毎月のローン返済額はフルローンよりも安いですが、その分元本が減るスピードが遅いので、フルローンよりも余分に利息を払うことになってしまうのです。
例えば、200万円の車を3年間の残価設定ローンを組むとします。
残価を50万円、金利を年3.9%で計算すると、月々の支払額は約3万4000円程で、総支払額は約217万7000円と算出されました。
一方で、一般的なフルローンの場合月々の支払いは約5万9000円と残価設定ローンよりも高くになります。しかし、総支払額は約212万円3000円と残価設定ローンを下回るのです。
残価設定ローン契約中に交通事故により車に損傷が見られると、返却を選択できないケースがあるので要注意です。

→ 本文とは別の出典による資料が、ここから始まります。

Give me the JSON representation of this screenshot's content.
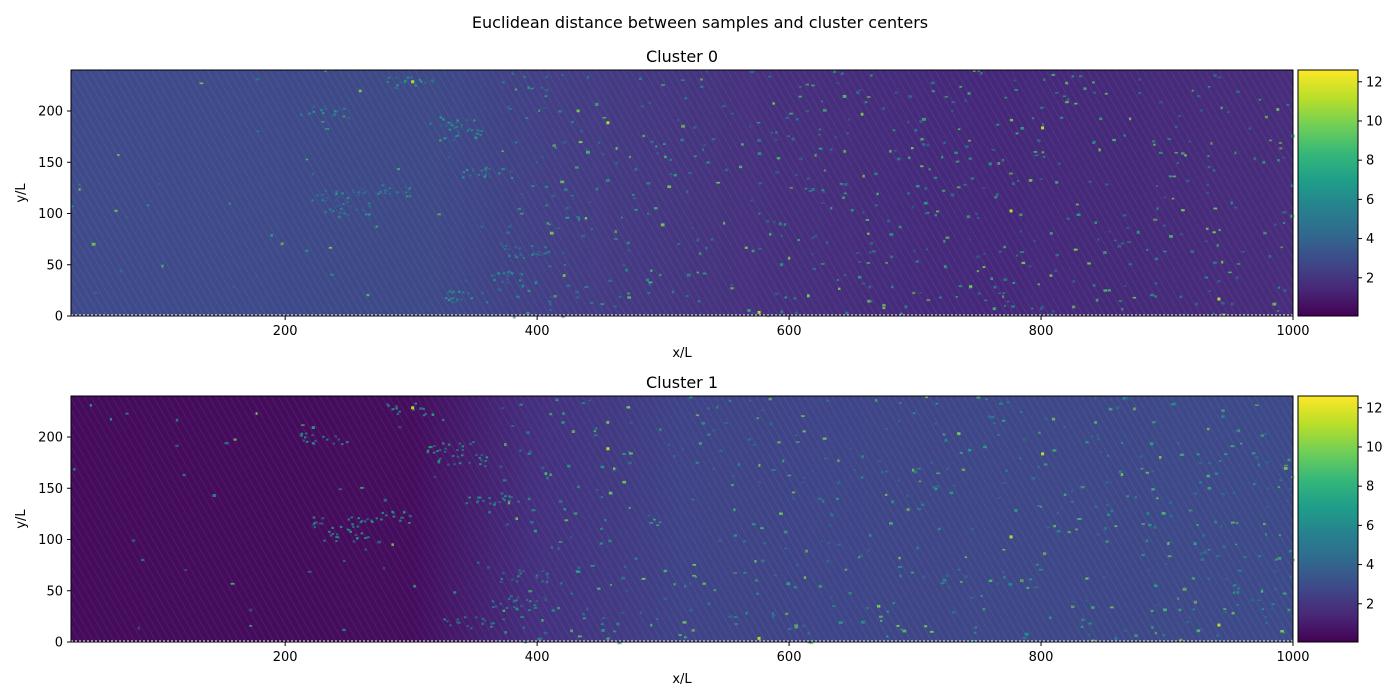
{
  "figure": {
    "suptitle": "Euclidean distance between samples and cluster centers"
  },
  "colorbar": {
    "colormap": "viridis",
    "stops": [
      "#440154",
      "#482878",
      "#3e4989",
      "#31688e",
      "#26828e",
      "#1f9e89",
      "#35b779",
      "#6ece58",
      "#b5de2b",
      "#fde725"
    ]
  },
  "chart_data": [
    {
      "type": "heatmap",
      "title": "Cluster 0",
      "xlabel": "x/L",
      "ylabel": "y/L",
      "xlim": [
        30,
        1000
      ],
      "ylim": [
        0,
        240
      ],
      "xticks": [
        200,
        400,
        600,
        800,
        1000
      ],
      "yticks": [
        0,
        50,
        100,
        150,
        200
      ],
      "colorbar": {
        "range": [
          0.05,
          12.6
        ],
        "ticks": [
          2,
          4,
          6,
          8,
          10,
          12
        ]
      },
      "description_levels": {
        "left_region_x_max": 370,
        "left_region_value": 2.8,
        "right_region_value": 1.3,
        "speckle_value_typical": 4.5,
        "max_value": 12.6
      }
    },
    {
      "type": "heatmap",
      "title": "Cluster 1",
      "xlabel": "x/L",
      "ylabel": "y/L",
      "xlim": [
        30,
        1000
      ],
      "ylim": [
        0,
        240
      ],
      "xticks": [
        200,
        400,
        600,
        800,
        1000
      ],
      "yticks": [
        0,
        50,
        100,
        150,
        200
      ],
      "colorbar": {
        "range": [
          0.05,
          12.6
        ],
        "ticks": [
          2,
          4,
          6,
          8,
          10,
          12
        ]
      },
      "description_levels": {
        "left_region_x_max": 370,
        "left_region_value": 0.5,
        "right_region_value": 2.6,
        "speckle_value_typical": 4.5,
        "max_value": 12.6
      }
    }
  ]
}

例えば、事故で損傷すると、修復歴のある車ということで一般的に車の価値も下がってしまいます。すると、ローン契約終了時に据え置いた残価よりも、査定額が下がった場合に「差額分を支払う義務」が生じるのです。
全損になった場合は、契約終了を待たずに車両を返却できず、引き取って「残価分も含めた返済」が余儀なくされます。全損で修理にできない場合は解体ということになるので、車がないのにローンだけを返済し続けなければならないという事態に陥るのです。
しかも、相手がいる事故や、単独でもガードパイプなどを破損した場合は、賠償が必要となります。自動車保険に未加入だと、賠償金まで全額自腹となるので、かなりの経済的負担となるでしょう。

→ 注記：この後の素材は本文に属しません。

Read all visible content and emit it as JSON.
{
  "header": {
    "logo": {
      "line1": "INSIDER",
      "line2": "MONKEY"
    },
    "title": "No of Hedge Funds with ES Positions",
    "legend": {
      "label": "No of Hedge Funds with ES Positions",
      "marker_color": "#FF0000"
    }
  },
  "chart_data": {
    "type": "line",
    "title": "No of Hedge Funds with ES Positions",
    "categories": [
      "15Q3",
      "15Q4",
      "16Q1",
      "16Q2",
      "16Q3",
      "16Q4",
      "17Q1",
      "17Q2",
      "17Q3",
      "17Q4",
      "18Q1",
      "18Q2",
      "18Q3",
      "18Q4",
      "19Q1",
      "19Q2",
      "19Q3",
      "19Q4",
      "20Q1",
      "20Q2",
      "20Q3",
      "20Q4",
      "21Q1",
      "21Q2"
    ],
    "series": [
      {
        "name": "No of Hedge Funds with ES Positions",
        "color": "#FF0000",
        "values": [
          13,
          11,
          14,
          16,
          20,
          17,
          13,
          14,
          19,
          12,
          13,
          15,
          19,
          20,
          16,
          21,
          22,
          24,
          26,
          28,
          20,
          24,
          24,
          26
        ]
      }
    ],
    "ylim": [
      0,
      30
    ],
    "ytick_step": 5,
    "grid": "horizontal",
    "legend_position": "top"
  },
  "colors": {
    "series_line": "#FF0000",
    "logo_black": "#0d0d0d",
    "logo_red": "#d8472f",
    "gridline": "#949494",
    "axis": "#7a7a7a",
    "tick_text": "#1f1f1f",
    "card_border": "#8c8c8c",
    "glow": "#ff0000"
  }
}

残価設定ローンには、こういったリスクがあることを覚えておくべきです。
予め残価設定ローンの対象車には、走行距離の制限が決められている場合がほとんどです。
それは、中古車として販売する際に、年式が新しくても走行距離が多い車は価値が下がり、需要も減ってしまうからです。車は長距離走ると当然エンジンなどに負荷がかかり、部品などが消耗、劣化して修理やメンテナンスが必要となってしまいます。
契約時に前もって決められていた、上限走行距離を契約終了時に超えていると「負担金」が発生することもあるでしょう。通学や通勤で車を頻繁に使う、長距離を習慣的に乗るという人は特に注意が必要です。

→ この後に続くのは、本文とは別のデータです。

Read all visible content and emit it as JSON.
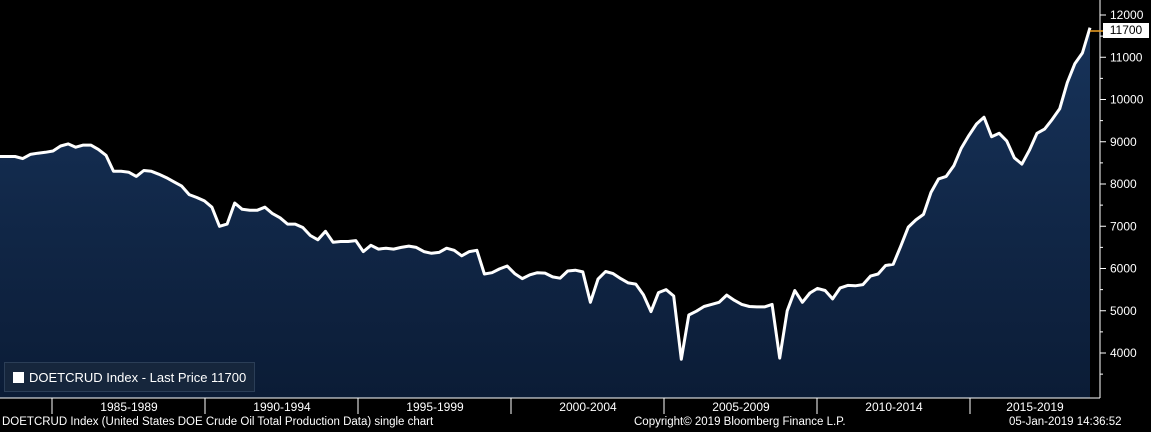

走行距離の制限は各自動車メーカーによって違いがあります。月間1000㎞もしくは1500㎞、走行距離が2年で3万㎞以下といった条件がつけられているのです。
ローンを組む前にある程度、月間走行距離を計算しておくと良いでしょう。
残価が契約時に既に決まっていると安心な反面、車によっては契約終了時に残価よりも「査定額が高くなる」場合もあります。
例えば、中古車市場で人気の車種でモデルチェンジから間もない車だと、中古車市場での需要も高まり価値が下がりにくいと考えられています。いざ、車を手放す時に中古車買取業者にもっていけば下取り額よりも結構な高値で売れるのに…その選択はできません。
査定額が高かったとしても、ディーラー側で敢えて価格を上げてくれることはありません。実際の価値よりも安く引き取られるので、ローンを払った当人は結果的に損をすることになるでしょう。
そういったことも予め了承しておくことが大事です。
残価ローンは上手く利用すればお得になる?
残価設定ローンは月の返済額が安くなるなどのメリットがある反面、金利分だけ総支払額が高くなるなどのデメリットもあります。そのため、車を購入する人全てが利用した方が良いとは限らないのです。
まずは、特徴をよく理解して、その上で利用した方が良いかどうかを慎重に検討した方が良いでしょう。ただ、特性を生かして上手く利用すれば、人によってはお得で使いやすいと感じる場面も多々あります!
自身のライフスタイルに応じて、使った方が良いのか、良くはないのか判断は分かれます。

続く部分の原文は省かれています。